4. This question raised by this rule turns, on the construction of certain provisions of the Mussalman Wakf Act (Act 42 of 1923). It appears that the petitioners and opposite parties 2 and 3, who are the Mussulman inhabitants of village Sahapur in the District of Murshidabad and are interested in the wakf created by one Hossain Ally and his wife on 19th July 1863 by a deed of wakfnama which concerned properties situate in Calcutta and in the districts of Murshidabad, Burdwan and Birbhum, applied before the District Judge, Murshidabad, for an order on the opposite party 1 to file a statement under Section 3 of the Act. They alleged in the said application that opposite party 1 was not managing the wakf estate according to the terms of the wakfnama but was misappropriating the wakf fund. The learned District Judge has thrown out the said application on the ground that the wakf is of a nature described in Section 3 of the Wakf Validating Act 6 of 1913 and as such the wakf clearly comes within the purview of the excepted part of Section 2, 01. (e), Act 42 of 1923, and the Act does not apply to the present case. We have read the wakfnama and it appears to us that one-third of the income of the wakf properties is devoted to the personal expenses of the founders of the wakf and the remaining two-thirds in paying the expenses of the students and teachers, in providing food to the travellers in the month of Ramzan and spending certain sums in the mosques in different places. Provision is also made for the succession of the mutwalliship the first mutwallis being the founder and his wife. Having regard to paras. 1 and 3 of the wakfnama it appears to us that the wakf is partly a public wakf that is devoted entirely to religious purposes and partly a private wakf. The wakf is really a mixed wakf and to such a wakf the provisions of the Mussalman Wakf Act are clearly applicable.

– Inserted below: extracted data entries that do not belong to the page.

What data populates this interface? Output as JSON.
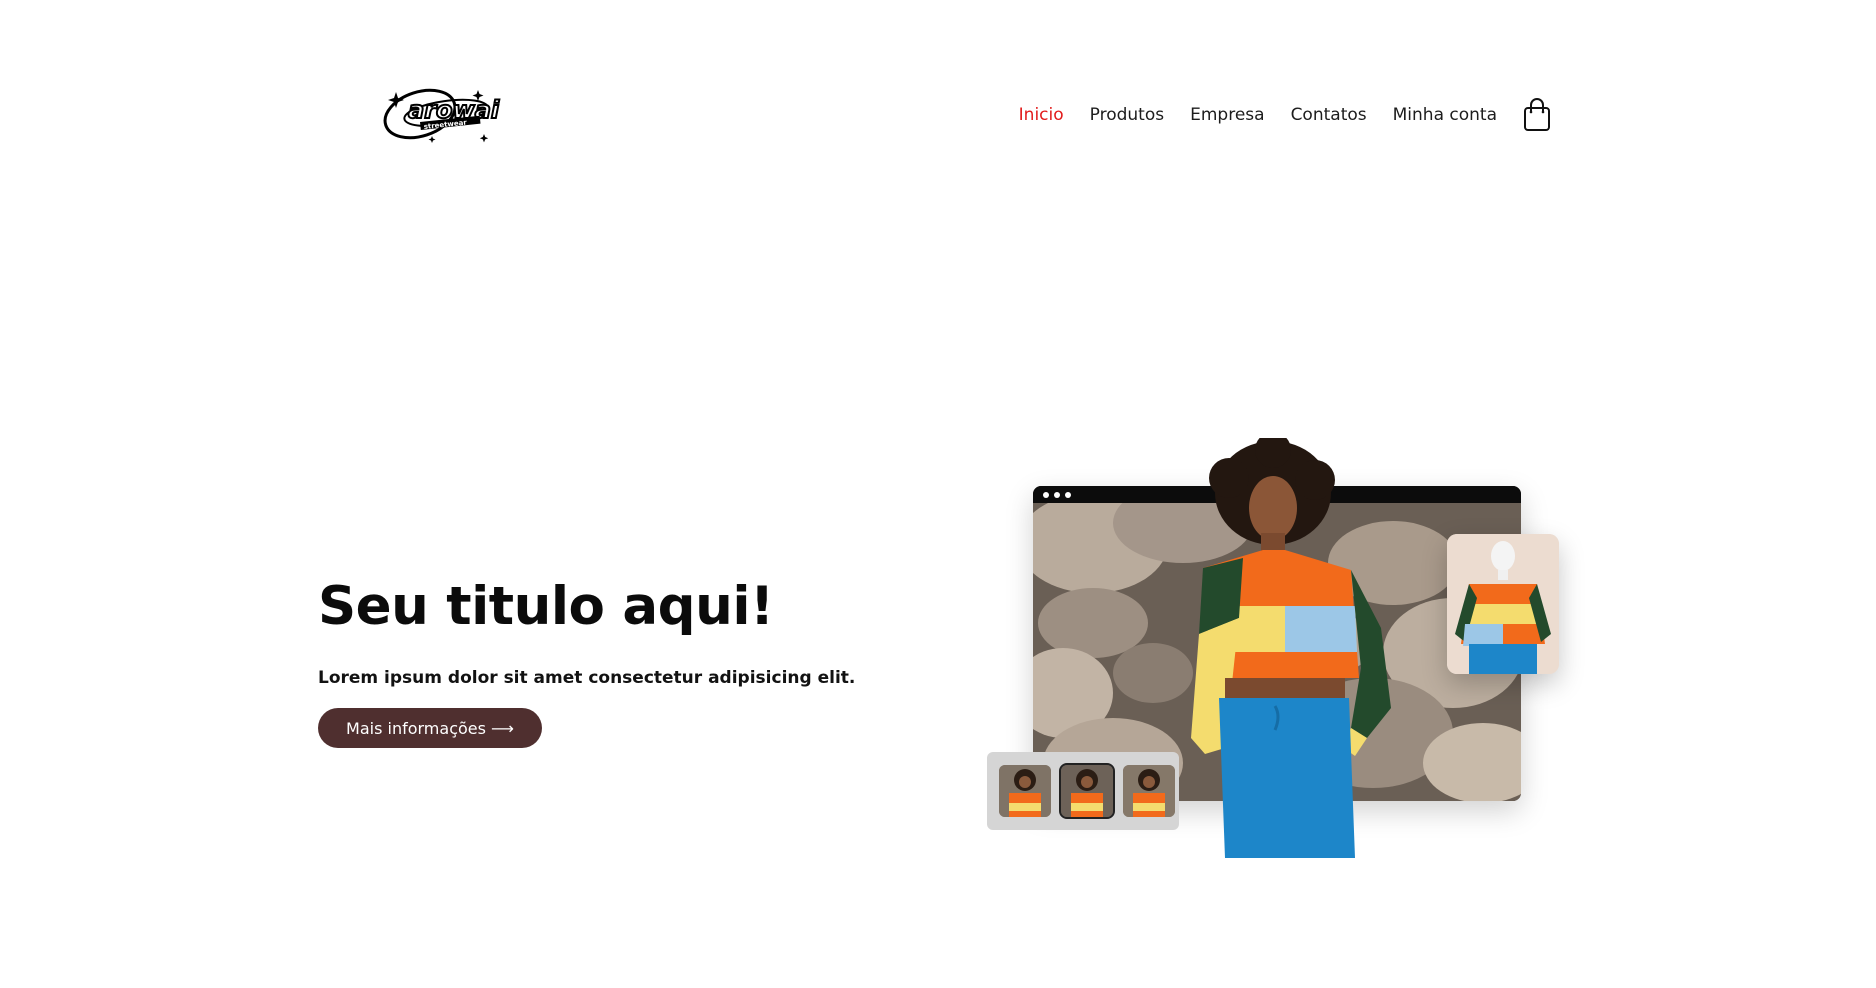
{
  "brand": {
    "logo_alt": "arowai streetwear logo"
  },
  "nav": {
    "items": [
      {
        "label": "Inicio",
        "active": true
      },
      {
        "label": "Produtos",
        "active": false
      },
      {
        "label": "Empresa",
        "active": false
      },
      {
        "label": "Contatos",
        "active": false
      },
      {
        "label": "Minha conta",
        "active": false
      }
    ],
    "cart_icon": "shopping-bag-icon",
    "active_color": "#e21b1b"
  },
  "hero": {
    "title": "Seu titulo aqui!",
    "subtitle": "Lorem ipsum dolor sit amet consectetur adipisicing elit.",
    "button_label": "Mais informações ⟶",
    "button_color": "#4f2f2f"
  },
  "illustration": {
    "thumbnails": [
      {
        "selected": false
      },
      {
        "selected": true
      },
      {
        "selected": false
      }
    ],
    "colors": {
      "orange": "#f26a1b",
      "yellow": "#f4dc6e",
      "green": "#234a2c",
      "blue": "#1d86c9",
      "light_blue": "#9cc7e7"
    }
  }
}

5. This was the view taken by Wazir Hussain, C.J., of the Oudh Chief Court in the Full Bench decision of Shabbir Hossein v. Ashiq Hossein AIR 1929 Oudh 225. The learned Judge is clearly in error in holding that the wakf in the present case is a wakf described in Section 3, Mussalman Wakf Validating Act of 1913, and therefore comes within the exception of Section 2(e) of the Act of 1923. We are of opinion that Section 3, Mussalman Wakf Validating Act, applies to wakf which are in the nature of family settlements, pure and simple, where the ultimate benefit is expressly or impliedly reserved for the poor or for any other purpose recognized by the Mussalman law as a religious pious or a charitable purpose of a permanent character. We are supported in this view by an unreported decision of this Court in Civil Rules Nos. 872 and 873 of 1931. The result is that the order of the learned District Judge must be set aside and he is directed to re-hear the application which he has thrown out on the preliminary ground for the reasons given above I agree that this rule must be made absolute.